Einsamer Wolf: Der Bestand ist in Österreich wieder rückgängig. Nun sollen genetische Daten einen Überblick über die Wolfspopulationen in den Alpen geben.
Foto: Francesco Panuello / Archivio Aree Protette Alpi Marittime

Es ist eine Wiederkehr, die nicht nur auf Zuspruch stößt: Zu Beginn des 20. Jahrhunderts starb der Wolf in den Alpen aus; in Österreich wurde er sogar schon Mitte des 19. Jahrhunderts ausgerottet.

Mittlerweile kommt er jedoch durch natürliche Ausbreitung in allen Alpenländern wieder vor – ein Umstand, der erhebliches Konfliktpotenzial birgt. Ein 2019 gestartetes EU-Projekt von vier Alpenstaaten soll künftig ein friedliches Zusammenleben von Wolf und Mensch ermöglichen.

Der Wolf (Canis lupus) war ursprünglich auf der gesamten Nordhalbkugel verbreitet, wurde jedoch in vielen Ländern durch intensive Verfolgung ausgerottet. Erst in den letzten 30 Jahren ist es ihm gelungen, in Teilen seines ehemaligen Verbreitungsgebiets wieder Fuß zu fassen.

Die Gründe für die erfolgreiche Rückkehr liegen einerseits darin, dass die Art mittlerweile in der ganzen EU streng geschützt ist, andererseits aber auch in Änderungen der Landnutzung: In vielen alpinen Gebieten wurde die Almwirtschaft aufgegeben, wodurch ehemalige Weideflächen wieder verwalden.

Widerstand gegen den Wolf

Das mögen sowohl der Wolf als auch seine bevorzugten Beutetiere, nämlich Schalenwild, also Paarhufer wie Rehe, Hirsche und Gämsen.

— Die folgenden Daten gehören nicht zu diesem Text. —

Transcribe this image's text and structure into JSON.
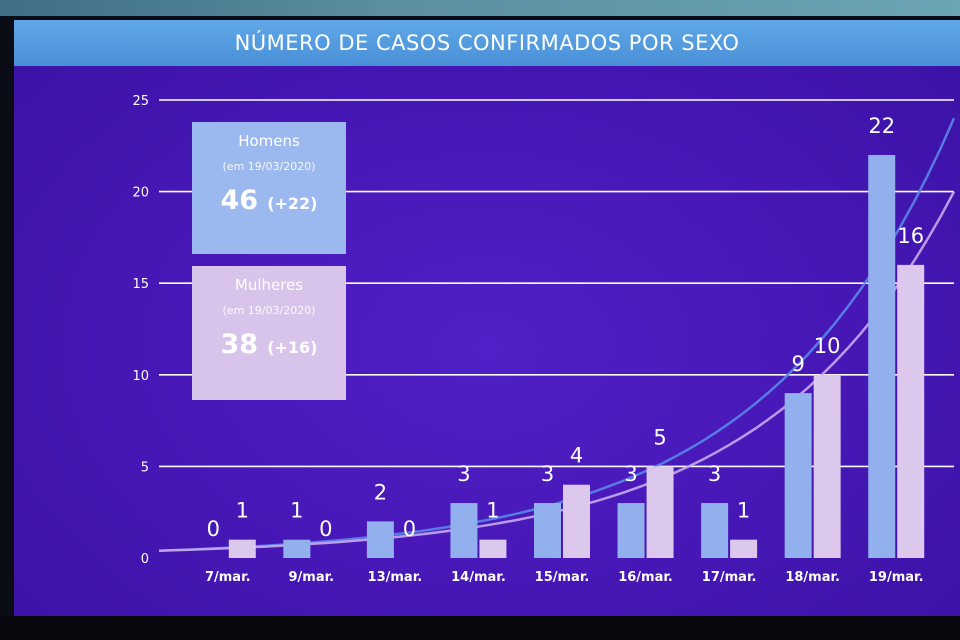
{
  "title": "NÚMERO DE CASOS CONFIRMADOS POR SEXO",
  "boxes": {
    "homens": {
      "label": "Homens",
      "date": "(em 19/03/2020)",
      "total": "46",
      "delta": "(+22)"
    },
    "mulheres": {
      "label": "Mulheres",
      "date": "(em 19/03/2020)",
      "total": "38",
      "delta": "(+16)"
    }
  },
  "colors": {
    "background": "#4a1ab8",
    "title_bar": "#4a8fd8",
    "homens": "#93b0ee",
    "mulheres": "#dcc8ec",
    "trend_homens": "#5a86e8",
    "trend_mulheres": "#c8a8ec",
    "grid": "#ffffff"
  },
  "chart_data": {
    "type": "bar",
    "categories": [
      "7/mar.",
      "9/mar.",
      "13/mar.",
      "14/mar.",
      "15/mar.",
      "16/mar.",
      "17/mar.",
      "18/mar.",
      "19/mar."
    ],
    "series": [
      {
        "name": "Homens",
        "values": [
          0,
          1,
          2,
          3,
          3,
          3,
          3,
          9,
          22
        ]
      },
      {
        "name": "Mulheres",
        "values": [
          1,
          0,
          0,
          1,
          4,
          5,
          1,
          10,
          16
        ]
      }
    ],
    "ylim": [
      0,
      25
    ],
    "yticks": [
      0,
      5,
      10,
      15,
      20,
      25
    ],
    "grid": true,
    "data_labels": true,
    "trendlines": "exponential"
  }
}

Dass er sich manchmal auch an Nutztieren, allen voran Schafen, vergreift, sorgt für vielerorts erbitterten Widerstand gegen ihn; ebenso die Angst vieler Jäger, dass er die Wildbestände dezimieren könnte.

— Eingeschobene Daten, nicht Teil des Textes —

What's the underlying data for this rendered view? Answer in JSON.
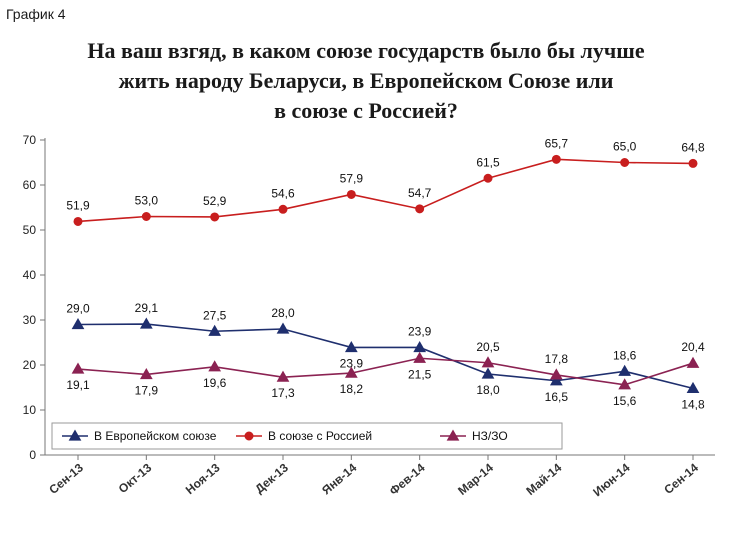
{
  "caption": "График 4",
  "title_lines": [
    "На ваш взгяд, в каком союзе государств было бы лучше",
    "жить народу Беларуси, в Европейском Союзе или",
    "в союзе с Россией?"
  ],
  "chart_data": {
    "type": "line",
    "title": "На ваш взгяд, в каком союзе государств было бы лучше жить народу Беларуси, в Европейском Союзе или в союзе с Россией?",
    "categories": [
      "Сен-13",
      "Окт-13",
      "Ноя-13",
      "Дек-13",
      "Янв-14",
      "Фев-14",
      "Мар-14",
      "Май-14",
      "Июн-14",
      "Сен-14"
    ],
    "ylim": [
      0,
      70
    ],
    "yticks": [
      0,
      10,
      20,
      30,
      40,
      50,
      60,
      70
    ],
    "grid": false,
    "legend_position": "bottom",
    "series": [
      {
        "name": "В Европейском союзе",
        "color": "#1f2f6e",
        "marker": "triangle",
        "values": [
          29.0,
          29.1,
          27.5,
          28.0,
          23.9,
          23.9,
          18.0,
          16.5,
          18.6,
          14.8
        ],
        "labels": [
          "29,0",
          "29,1",
          "27,5",
          "28,0",
          "23,9",
          "23,9",
          "18,0",
          "16,5",
          "18,6",
          "14,8"
        ]
      },
      {
        "name": "В союзе с Россией",
        "color": "#c81e1e",
        "marker": "circle",
        "values": [
          51.9,
          53.0,
          52.9,
          54.6,
          57.9,
          54.7,
          61.5,
          65.7,
          65.0,
          64.8
        ],
        "labels": [
          "51,9",
          "53,0",
          "52,9",
          "54,6",
          "57,9",
          "54,7",
          "61,5",
          "65,7",
          "65,0",
          "64,8"
        ]
      },
      {
        "name": "НЗ/ЗО",
        "color": "#8b2252",
        "marker": "triangle",
        "values": [
          19.1,
          17.9,
          19.6,
          17.3,
          18.2,
          21.5,
          20.5,
          17.8,
          15.6,
          20.4
        ],
        "labels": [
          "19,1",
          "17,9",
          "19,6",
          "17,3",
          "18,2",
          "21,5",
          "20,5",
          "17,8",
          "15,6",
          "20,4"
        ]
      }
    ]
  }
}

Unter dem Titel Life Wolfalps EU arbeiten 20 Institutionen in Italien, Frankreich, Slowenien und Österreich daran, einerseits mehr über den Wolf in den Alpen zu erfahren und andererseits Konflikte zwischen ihm und dem Menschen zu verhindern oder zumindest abzuschwächen.

In Österreich haben diese Aufgabe die Veterinärmedizinische Universität (Vetmed-Uni) in Wien und die Höhere Bundeslehr- und Forschungsanstalt für Landwirtschaft (HBLFA) Raumberg-Gumpenstein in der Steiermark übernommen, unterstützt vom Österreichzentrum Bär, Wolf, Luchs, das wiederum von den Ländern sowie Landwirtschafts- und Klimaschutzministerium getragen wird.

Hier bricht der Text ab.